No esperaba recompensas de Frau Anders, sólo seriedad. No era suficiente con que me complaciera en la cama. No cedí ante su fácil conformidad. De modo que en los brazos abiertos y otra vez complacientes de mi anfitriona, hallé una porción de placer, pero no de felicidad, y ella encontró en mí felicidad, pero poco placer.

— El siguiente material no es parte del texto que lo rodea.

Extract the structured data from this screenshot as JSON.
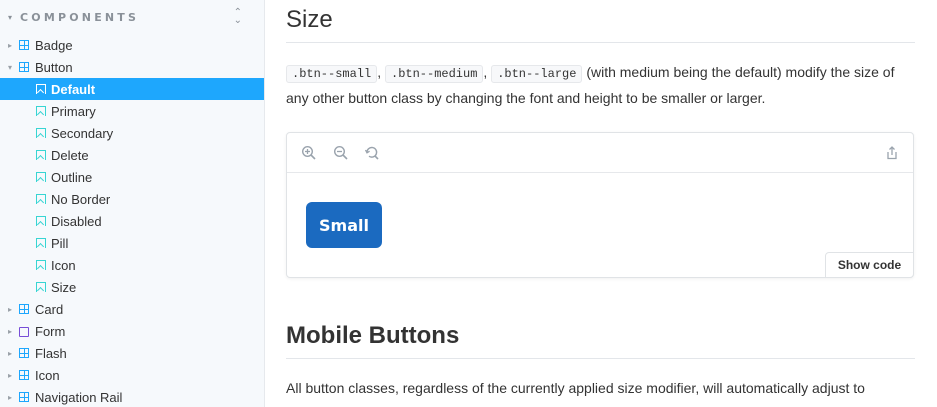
{
  "sidebar": {
    "section_title": "COMPONENTS",
    "items": [
      {
        "label": "Badge",
        "type": "component",
        "expanded": false
      },
      {
        "label": "Button",
        "type": "component",
        "expanded": true
      },
      {
        "label": "Default",
        "type": "story",
        "selected": true
      },
      {
        "label": "Primary",
        "type": "story"
      },
      {
        "label": "Secondary",
        "type": "story"
      },
      {
        "label": "Delete",
        "type": "story"
      },
      {
        "label": "Outline",
        "type": "story"
      },
      {
        "label": "No Border",
        "type": "story"
      },
      {
        "label": "Disabled",
        "type": "story"
      },
      {
        "label": "Pill",
        "type": "story"
      },
      {
        "label": "Icon",
        "type": "story"
      },
      {
        "label": "Size",
        "type": "story"
      },
      {
        "label": "Card",
        "type": "component",
        "expanded": false
      },
      {
        "label": "Form",
        "type": "folder",
        "expanded": false
      },
      {
        "label": "Flash",
        "type": "component",
        "expanded": false
      },
      {
        "label": "Icon",
        "type": "component",
        "expanded": false
      },
      {
        "label": "Navigation Rail",
        "type": "component",
        "expanded": false
      }
    ]
  },
  "main": {
    "size_heading": "Size",
    "size_code_small": ".btn--small",
    "size_code_medium": ".btn--medium",
    "size_code_large": ".btn--large",
    "size_sep": ",",
    "size_text": "(with medium being the default) modify the size of any other button class by changing the font and height to be smaller or larger.",
    "preview": {
      "button_label": "Small",
      "show_code": "Show code"
    },
    "mobile_heading": "Mobile Buttons",
    "mobile_text": "All button classes, regardless of the currently applied size modifier, will automatically adjust to"
  },
  "colors": {
    "selected": "#1ea7fd",
    "button": "#1b6ac0",
    "story_icon": "#37d5d3",
    "folder_icon": "#774dd7"
  }
}
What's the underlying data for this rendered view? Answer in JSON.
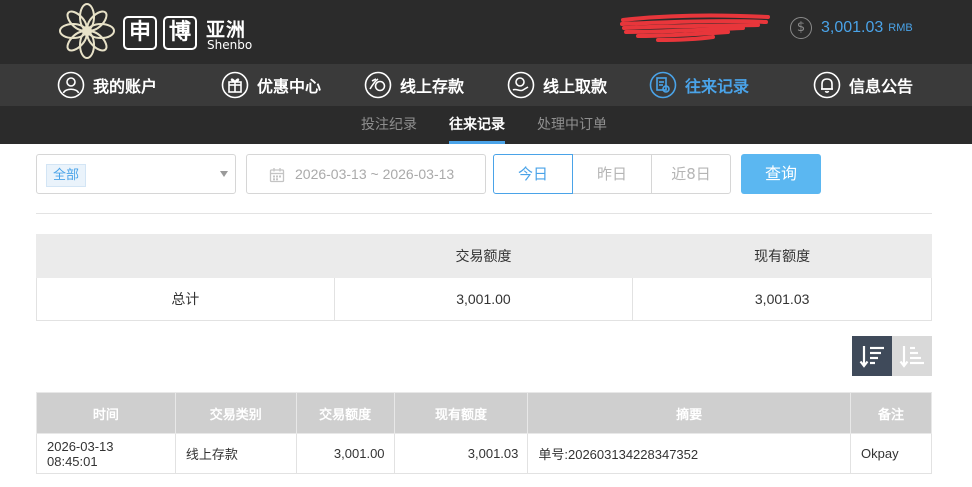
{
  "header": {
    "logo_char1": "申",
    "logo_char2": "博",
    "logo_cn": "亚洲",
    "logo_en": "Shenbo",
    "balance_amount": "3,001.03",
    "balance_currency": "RMB",
    "colors": {
      "accent": "#4aa3e8",
      "header_bg": "#2b2b2b",
      "nav_bg": "#3a3a3a"
    }
  },
  "nav": {
    "items": [
      {
        "label": "我的账户",
        "icon": "user-icon"
      },
      {
        "label": "优惠中心",
        "icon": "gift-icon"
      },
      {
        "label": "线上存款",
        "icon": "deposit-icon"
      },
      {
        "label": "线上取款",
        "icon": "withdraw-icon"
      },
      {
        "label": "往来记录",
        "icon": "records-icon",
        "active": true
      },
      {
        "label": "信息公告",
        "icon": "bell-icon"
      }
    ]
  },
  "subnav": {
    "items": [
      {
        "label": "投注纪录"
      },
      {
        "label": "往来记录",
        "active": true
      },
      {
        "label": "处理中订单"
      }
    ]
  },
  "filters": {
    "type_selected": "全部",
    "date_range": "2026-03-13 ~ 2026-03-13",
    "today": "今日",
    "yesterday": "昨日",
    "last8": "近8日",
    "query_label": "查询"
  },
  "summary": {
    "headers": [
      "",
      "交易额度",
      "现有额度"
    ],
    "row_label": "总计",
    "trade_amount": "3,001.00",
    "current_amount": "3,001.03"
  },
  "table": {
    "headers": [
      "时间",
      "交易类别",
      "交易额度",
      "现有额度",
      "摘要",
      "备注"
    ],
    "rows": [
      {
        "time": "2026-03-13 08:45:01",
        "type": "线上存款",
        "amount": "3,001.00",
        "balance": "3,001.03",
        "summary": "单号:202603134228347352",
        "note": "Okpay"
      }
    ]
  }
}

Por supuesto que nuestra relación no me alejó de las curiosas cuestiones que me preocupaban. Por el contrario, me proporcionaba nuevos materiales. Mi sentimiento por Frau Anders era una exploración de mí mismo. Nuestro vínculo se desarrolló paralelamente a las sucesivas ediciones y variaciones de mi segundo sueño, «el sueño de la fiesta original». Algunas veces perdía el juego de doblarse sobre sí mismo, otras ni siquiera llegaba a la fiesta, en alguna ocasión me perseguía el hombre del traje de baño, y alguna vez, Frau Anders abandonaba la búsqueda de mis cabellos y se tendía, voluptuosa y adorable, en mis brazos. Con el objeto de esperar el secreto y las insospechadas claves procedentes del sueño, yo había impuesto una rígida disciplina en nuestra unión. Era sólo mediante ciertas reservas que Frau Anders lograba mantener mis sentimientos a su altura. El arte del sentimiento, como el de la representación erótica, consiste en la habilidad para prolongarlo; en mi caso, la duración dependía de mi habilidad en renovar mis fantasías. Para asegurar la intimidad, no dejé que me hiciera favores. Tampoco yo me trasladé a su casa, tal como ella hubiera deseado; siempre hice hincapié en la discreción y traté de mantener una apariencia exterior de gran corrección. El papel de amante de una mujer casada tiene sus reglas, como cualquier otro papel, y yo quería observarlas. La falta de convencionalismos por sí misma no me atrae. Estas diferencias con otra gente, tal como las manifiesto, se abren camino hacia la superficie de la acción desde las profundidades de mi carácter, sin que yo esté particularmente satisfecho con los resultados. La inconvencionalidad de mi anfitriona era, por contraste, enteramente superficial. Las mentiras motivadas por sus frecuentes adulterios habían sido siempre superficiales; nada, excepto la verdad, podía perturbar la vida del salón y su incesante tertulia. Teniendo la fortuna de vivir en un ambiente donde la inconvencionalidad era cultivada y apreciada, parecía natural que ella fuera aparentemente inconvencional. Interiormente, sentía el mayor respeto por las leyes de la sociedad; sólo que raramente las aplicaba a sí misma. No es extraño, entonces, que la consistencia la sorprendiera siempre, nunca la arbitrariedad.